New E.coli bacteria: Faster, more toxic reproduction

Scientists are digging up the gene sequence of the new E.coli strain to find ways to treat patients as well as prevent similar pandemics in the future.

Picture 1 of New E.coli bacteria: Faster, more toxic reproduction Bean sprouts on a farm in northern Germany are the source of the new strain of E. coli bacteria.
(Source: Guardian )

Although the new gene sequence of the new strain of E. coli has been sequenced, scientists still do not understand where this bacterium is circulating in Europe and why it is so virulent. According to epidemiologists, the new E.coli strain may be a variant of a strain discovered a decade ago in Germany.

German investigators said that the source of the disease is the bean sprouts grown on a clean vegetable farm in the north of the country.

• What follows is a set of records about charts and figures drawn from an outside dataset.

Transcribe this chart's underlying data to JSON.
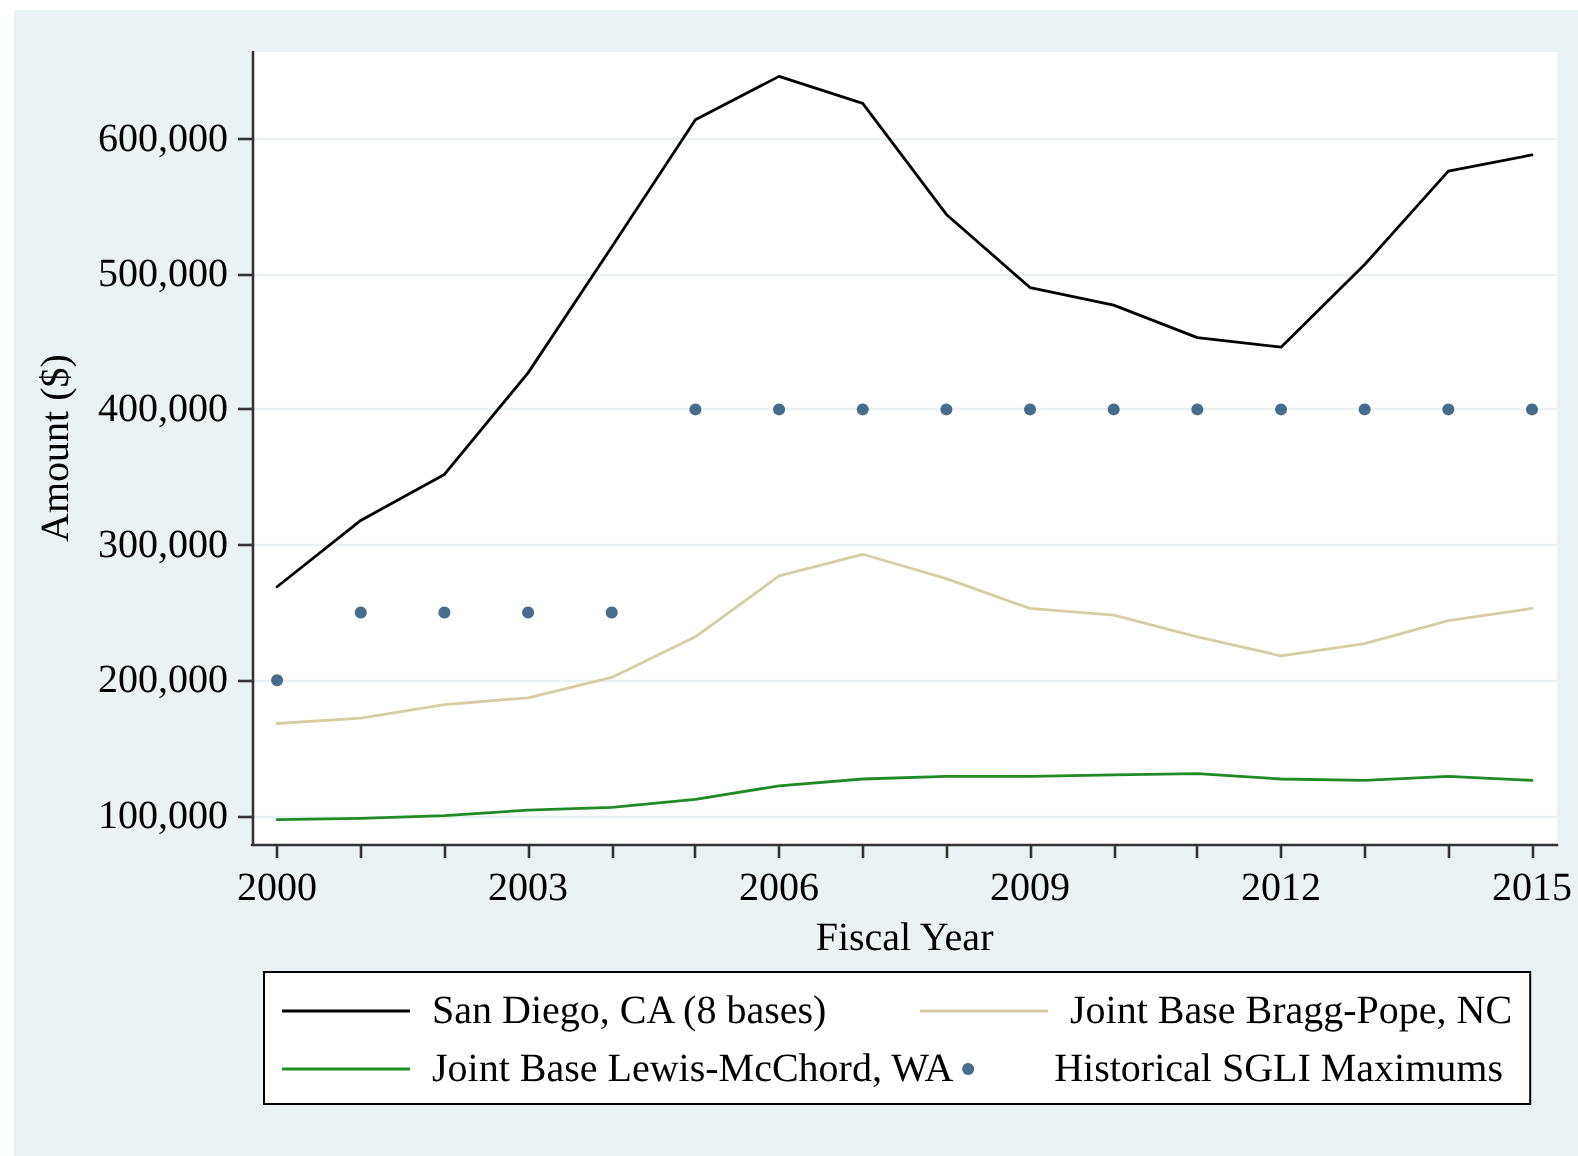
{
  "chart_data": {
    "type": "line",
    "xlabel": "Fiscal Year",
    "ylabel": "Amount ($)",
    "x": [
      2000,
      2001,
      2002,
      2003,
      2004,
      2005,
      2006,
      2007,
      2008,
      2009,
      2010,
      2011,
      2012,
      2013,
      2014,
      2015
    ],
    "series": [
      {
        "name": "San Diego, CA (8 bases)",
        "color": "#000000",
        "values": [
          269000,
          318000,
          352000,
          427000,
          520000,
          614000,
          646000,
          626000,
          544000,
          490000,
          477000,
          453000,
          446000,
          507000,
          576000,
          588000
        ]
      },
      {
        "name": "Joint Base Bragg-Pope, NC",
        "color": "#d6cda5",
        "values": [
          168000,
          172000,
          182000,
          187000,
          202000,
          232000,
          277000,
          293000,
          275000,
          253000,
          248000,
          232000,
          218000,
          227000,
          244000,
          253000
        ]
      },
      {
        "name": "Joint Base Lewis-McChord, WA",
        "color": "#1f8b24",
        "values": [
          97000,
          98000,
          100000,
          104000,
          106000,
          112000,
          122000,
          127000,
          129000,
          129000,
          130000,
          131000,
          127000,
          126000,
          129000,
          126000
        ]
      },
      {
        "name": "Historical SGLI Maximums",
        "color": "#1a476f",
        "type": "scatter",
        "marker": "circle",
        "values": [
          200000,
          250000,
          250000,
          250000,
          250000,
          400000,
          400000,
          400000,
          400000,
          400000,
          400000,
          400000,
          400000,
          400000,
          400000,
          400000
        ]
      }
    ],
    "marker": "none",
    "line_style": "solid",
    "xlim": [
      1999.7,
      2015.3
    ],
    "xticks": [
      2000,
      {
        "value": 2001,
        "label": null
      },
      {
        "value": 2002,
        "label": null
      },
      2003,
      {
        "value": 2004,
        "label": null
      },
      {
        "value": 2005,
        "label": null
      },
      2006,
      {
        "value": 2007,
        "label": null
      },
      {
        "value": 2008,
        "label": null
      },
      2009,
      {
        "value": 2010,
        "label": null
      },
      {
        "value": 2011,
        "label": null
      },
      2012,
      {
        "value": 2013,
        "label": null
      },
      {
        "value": 2014,
        "label": null
      },
      2015
    ],
    "ylim": [
      79000,
      664000
    ],
    "yticks": [
      {
        "value": 100000,
        "label": "100,000"
      },
      {
        "value": 200000,
        "label": "200,000"
      },
      {
        "value": 300000,
        "label": "300,000"
      },
      {
        "value": 400000,
        "label": "400,000"
      },
      {
        "value": 500000,
        "label": "500,000"
      },
      {
        "value": 600000,
        "label": "600,000"
      }
    ],
    "grid": "y",
    "legend": "bottom"
  }
}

So far, the bacterium has killed at least 35 people and caused 3,100 people to become ill, many of whom have severe kidney failure. Most patients in Germany, the rest came from 13 European and American countries, most of them went to Germany.

Flemming Scheutz, director of the laboratory of the Coordination Center of the World Health Organization (WHO) in Denmark, said that the new strain is very easy to receive new genes. E. coli continuously evolves and exchanges genes with other strains in humans and animals, so there are many opportunities for increased virulence.

Some E.coli strains were also highly virulent, but scientists needed some more samples to understand the new strain. According to Stephen Smith, a microbiologist at Trinity University, Ireland, the new strain of E. coli seems to cling to the human gut in a different way, and reproduce faster than other strains. This is why this strain is deadly.

The researchers also discovered the new strain of E. coli with at least 8 resistance genes for many antibiotics.